Asthma is not prone to hike the risk of a person contacting COVID – 19 or impact its severity as indicated by a team of Rutgers researchers.
“Older age and conditions such as heart disease, high blood pressure, chronic obstructive pulmonary disease, diabetes and obesity are reported risk factors for the development and progression of COVID-19,” said Reynold A. Panettieri Jr., a pulmonary critical care physician and director of the Rutgers Institute for Translational Medicine and Science and co-author of a paper published in the Journal of Allergy and Clinical Immunology. “However, people with asthma — even those with diminished lung function who are being treated to manage asthmatic inflammation — seem to be no worse affected by SARS-CoV-2 than a non-asthmatic person. There is limited data as to why this is the case — if it is physiological or a result of the treatment to manage the inflammation.”

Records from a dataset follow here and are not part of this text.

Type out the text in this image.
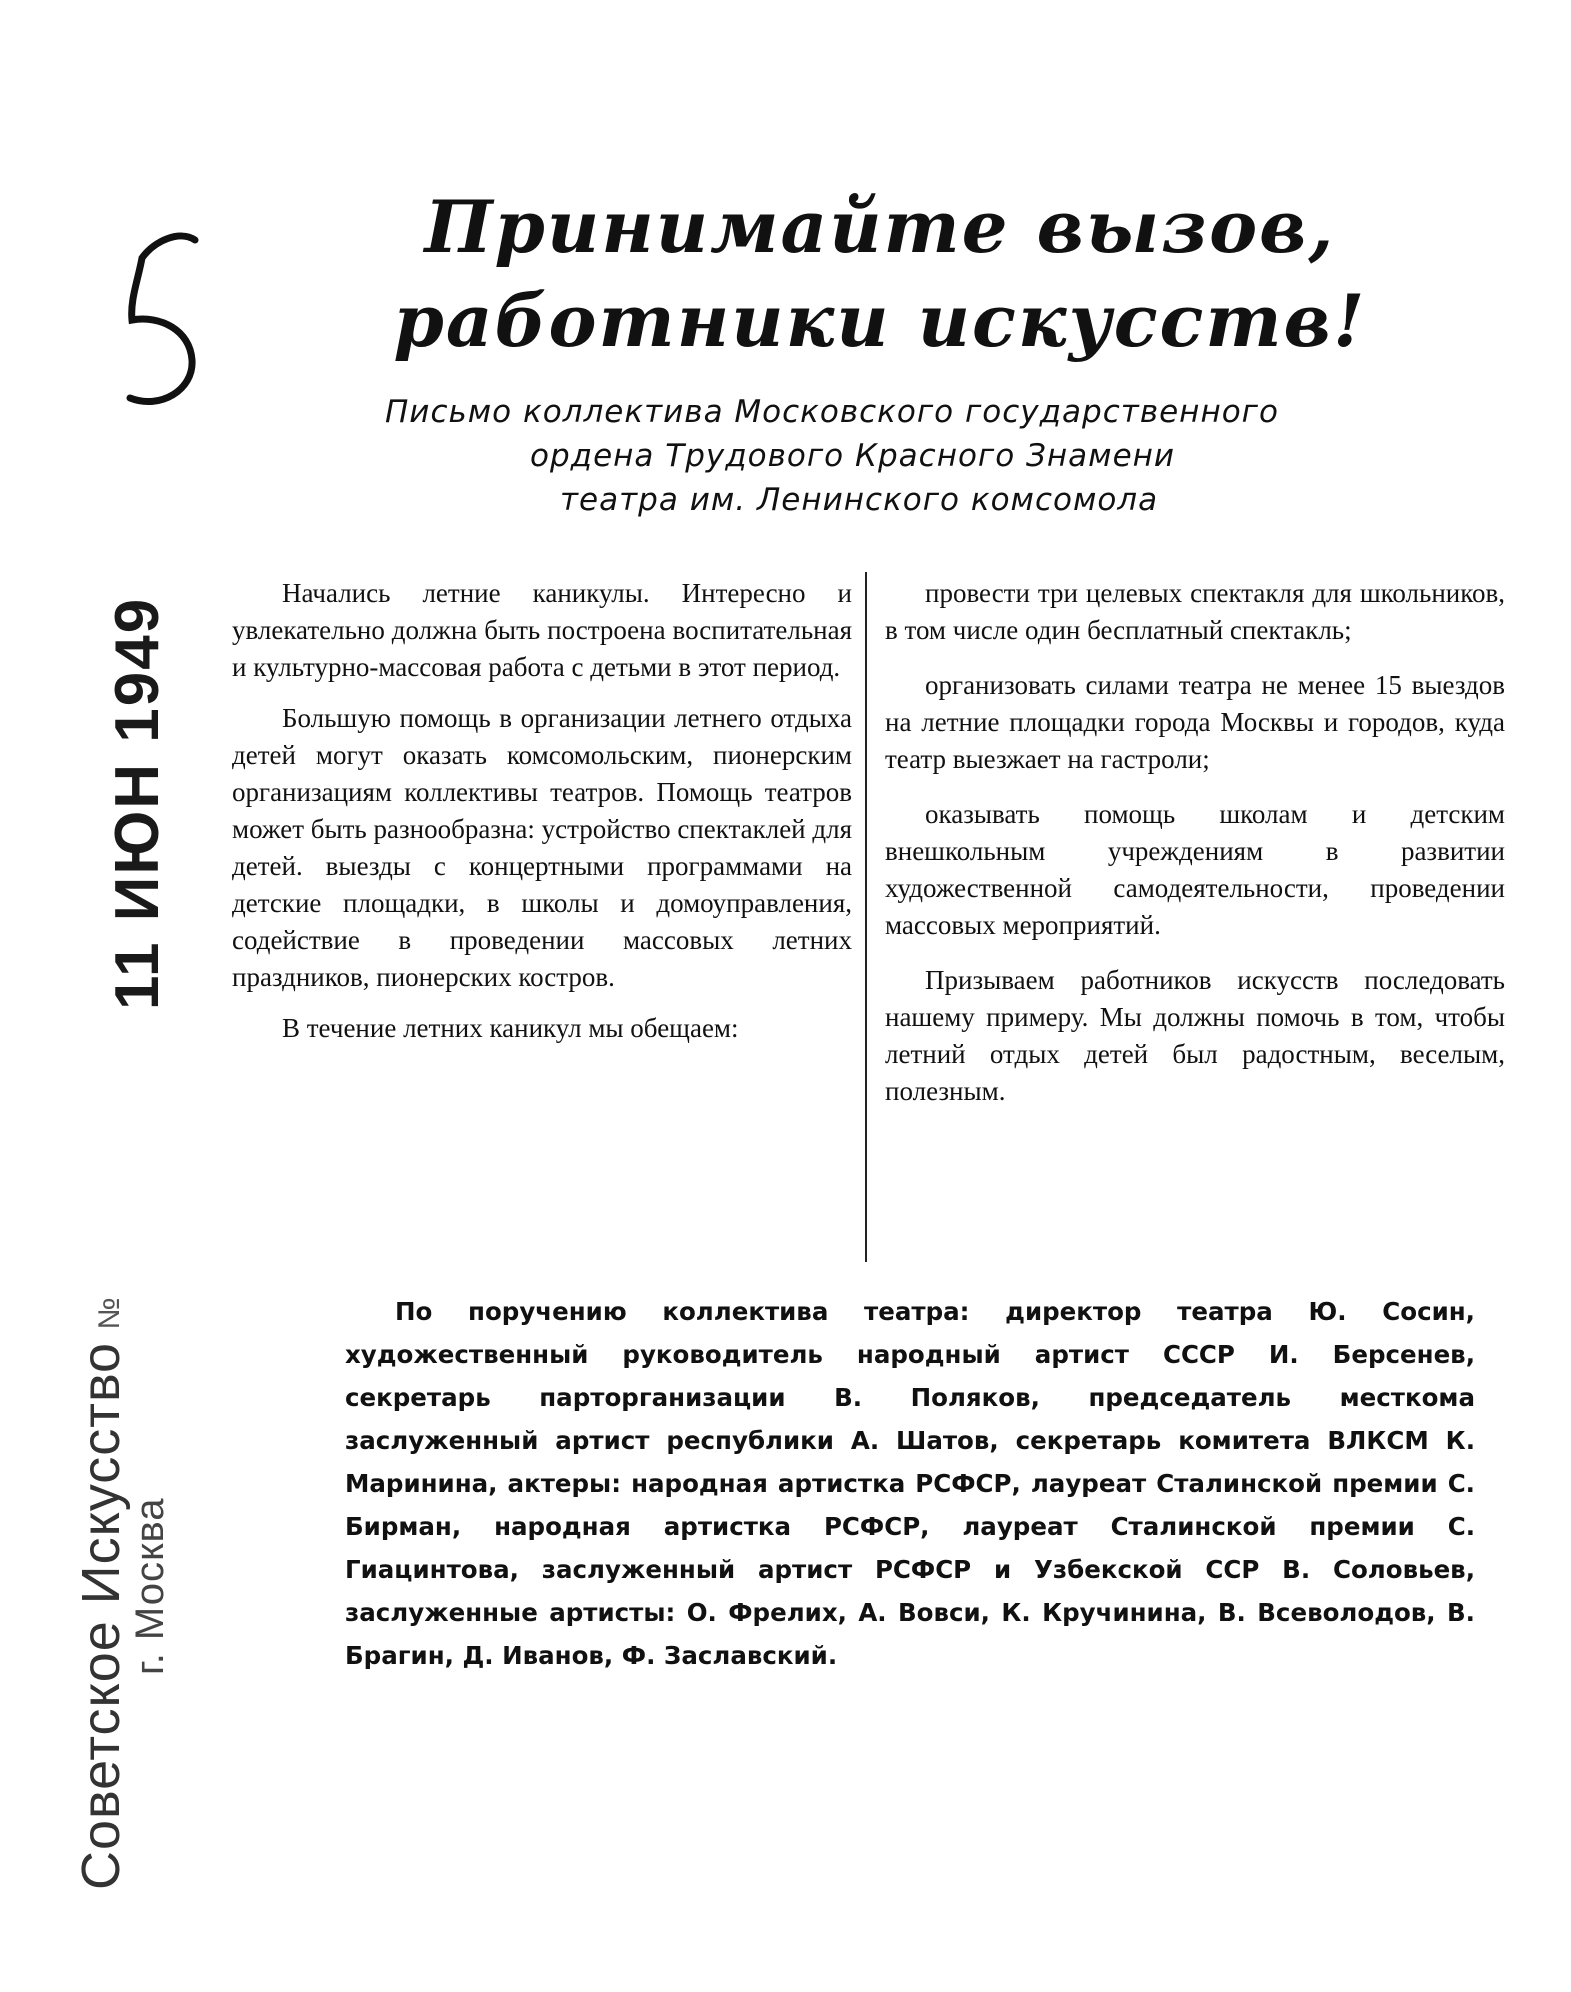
Принимайте вызов,
работники искусств!
Письмо коллектива Московского государственного
ордена Трудового Красного Знамени
театра им. Ленинского комсомола

Начались летние каникулы. Интересно и увлекательно должна быть построена воспитательная и культурно-массовая работа с детьми в этот период.

Большую помощь в организации летнего отдыха детей могут оказать комсомольским, пионерским организациям коллективы театров. Помощь театров может быть разнообразна: устройство спектаклей для детей. выезды с концертными программами на детские площадки, в школы и домоуправления, содействие в проведении массовых летних праздников, пионерских костров.

В течение летних каникул мы обещаем:

провести три целевых спектакля для школьников, в том числе один бесплатный спектакль;

организовать силами театра не менее 15 выездов на летние площадки города Москвы и городов, куда театр выезжает на гастроли;

оказывать помощь школам и детским внешкольным учреждениям в развитии художественной самодеятельности, проведении массовых мероприятий.

Призываем работников искусств последовать нашему примеру. Мы должны помочь в том, чтобы летний отдых детей был радостным, веселым, полезным.

По поручению коллектива театра: директор театра Ю. Сосин, художественный руководитель народный артист СССР И. Берсенев, секретарь парторганизации В. Поляков, председатель месткома заслуженный артист республики А. Шатов, секретарь комитета ВЛКСМ К. Маринина, актеры: народная артистка РСФСР, лауреат Сталинской премии С. Бирман, народная артистка РСФСР, лауреат Сталинской премии С. Гиацинтова, заслуженный артист РСФСР и Узбекской ССР В. Соловьев, заслуженные артисты: О. Фрелих, А. Вовси, К. Кручинина, В. Всеволодов, В. Брагин, Д. Иванов, Ф. Заславский.
Советское Искусство №
г. Москва
11 ИЮН 1949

Panetteri informs what we are aware about asthma and inflammation and the essential questions that still require to be answer.
HOW MIGHT AWARENESS OF SARS – COV-2 AFFECT THE HEALTH OF PEOPLE WITH ASTHMA?

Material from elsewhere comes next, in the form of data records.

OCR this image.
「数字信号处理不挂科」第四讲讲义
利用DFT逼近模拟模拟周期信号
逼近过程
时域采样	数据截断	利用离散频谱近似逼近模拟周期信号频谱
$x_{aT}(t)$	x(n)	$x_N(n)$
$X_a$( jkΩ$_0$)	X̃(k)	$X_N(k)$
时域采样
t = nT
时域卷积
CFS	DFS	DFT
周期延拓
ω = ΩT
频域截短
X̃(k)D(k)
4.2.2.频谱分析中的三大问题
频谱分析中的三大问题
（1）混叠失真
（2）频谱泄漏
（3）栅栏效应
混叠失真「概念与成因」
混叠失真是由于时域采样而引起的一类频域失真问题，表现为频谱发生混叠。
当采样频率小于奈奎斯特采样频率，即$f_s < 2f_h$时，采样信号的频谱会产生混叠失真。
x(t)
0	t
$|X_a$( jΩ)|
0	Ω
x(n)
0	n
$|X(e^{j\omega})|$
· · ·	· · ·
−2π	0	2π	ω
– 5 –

As the news has concentrated our perception on the impacts of COVID -19 on people who are vulnerable. The people suffering from asthma may tend to become more vigilant about personal cleanness and observing social distancing. The social distancing can better asthma management as people are self quarantined and not exposed to seasonal changes that makes include allergens of respiratory viruses. Also there is evidence that people are more vigilant in taking their asthma medicines during the course of the pandemic, which can improve overall health.
WHAT EFFECTS MIGHT OF INHALED STEROIDS HAVE ON COVID – 19 OUTCOMES?

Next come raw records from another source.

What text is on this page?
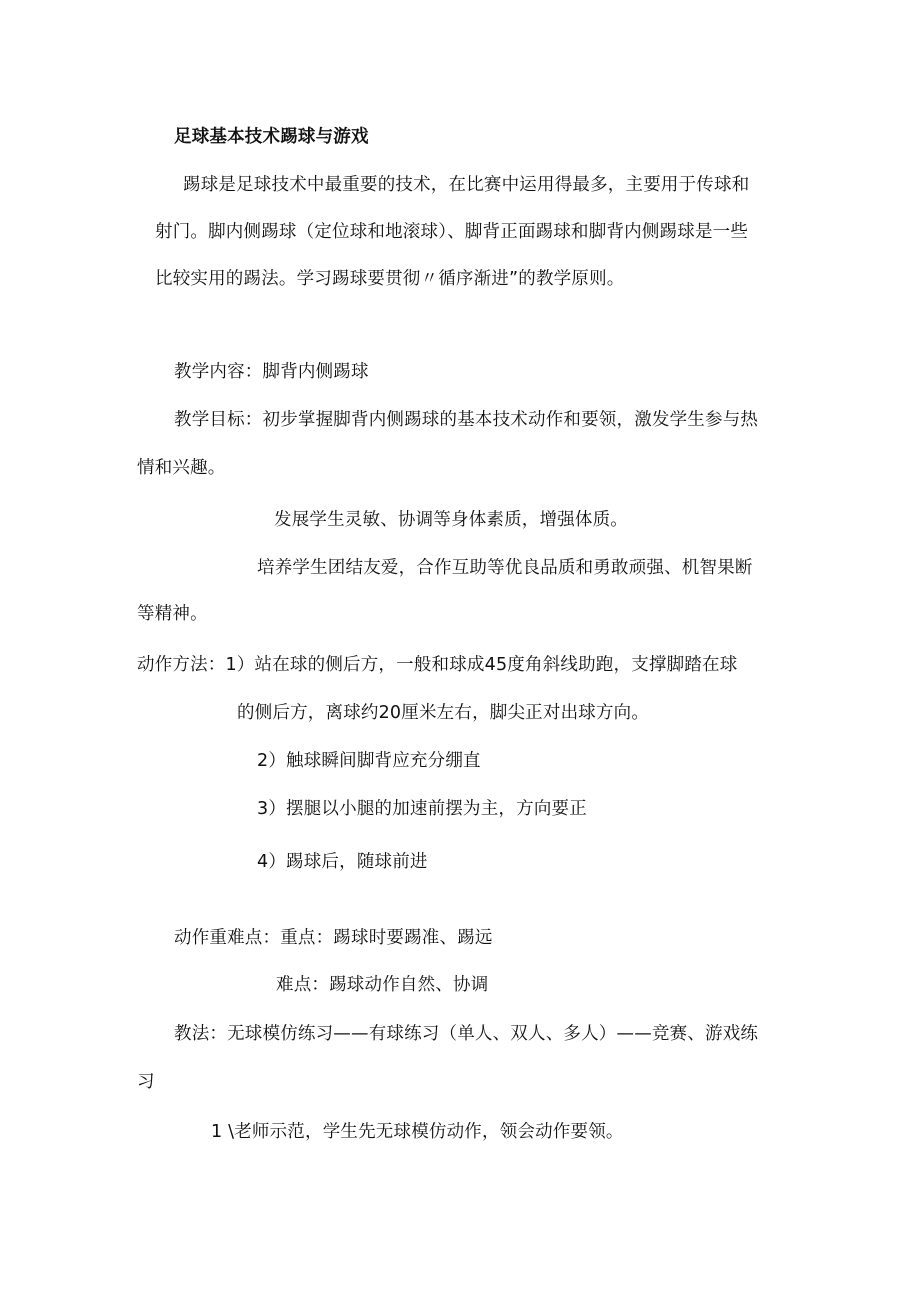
足球基本技术踢球与游戏
踢球是足球技术中最重要的技术，在比赛中运用得最多，主要用于传球和
射门。脚内侧踢球（定位球和地滚球）、脚背正面踢球和脚背内侧踢球是一些
比较实用的踢法。学习踢球要贯彻〃循序渐进”的教学原则。
教学内容：脚背内侧踢球
教学目标：初步掌握脚背内侧踢球的基本技术动作和要领，激发学生参与热
情和兴趣。
发展学生灵敏、协调等身体素质，增强体质。
培养学生团结友爱，合作互助等优良品质和勇敢顽强、机智果断
等精神。
动作方法：1）站在球的侧后方，一般和球成45度角斜线助跑，支撑脚踏在球
的侧后方，离球约20厘米左右，脚尖正对出球方向。
2）触球瞬间脚背应充分绷直
3）摆腿以小腿的加速前摆为主，方向要正
4）踢球后，随球前进
动作重难点：重点：踢球时要踢准、踢远
难点：踢球动作自然、协调
教法：无球模仿练习——有球练习（单人、双人、多人）——竞赛、游戏练
习
1 \老师示范，学生先无球模仿动作，领会动作要领。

Inhaled corticosteroids, which are commonly used to protect against asthma attacks, also may reduce the virus’s ability to establish an infection. However, studies have shown that steroids may decrease the body’s immune response and worsen the inflammatory response. Steroids also have been shown to delay the clearing of the SARS and MERS virus — similar to SARS-CoV-2 — from the respiratory tract and thus may worsen COVID-19 outcomes. Future studies should address whether inhaled steroids in patients with asthma or allergies increase or decrease the risks of SARS-CoV-2 infection and whether these effects are different depending on the steroid type.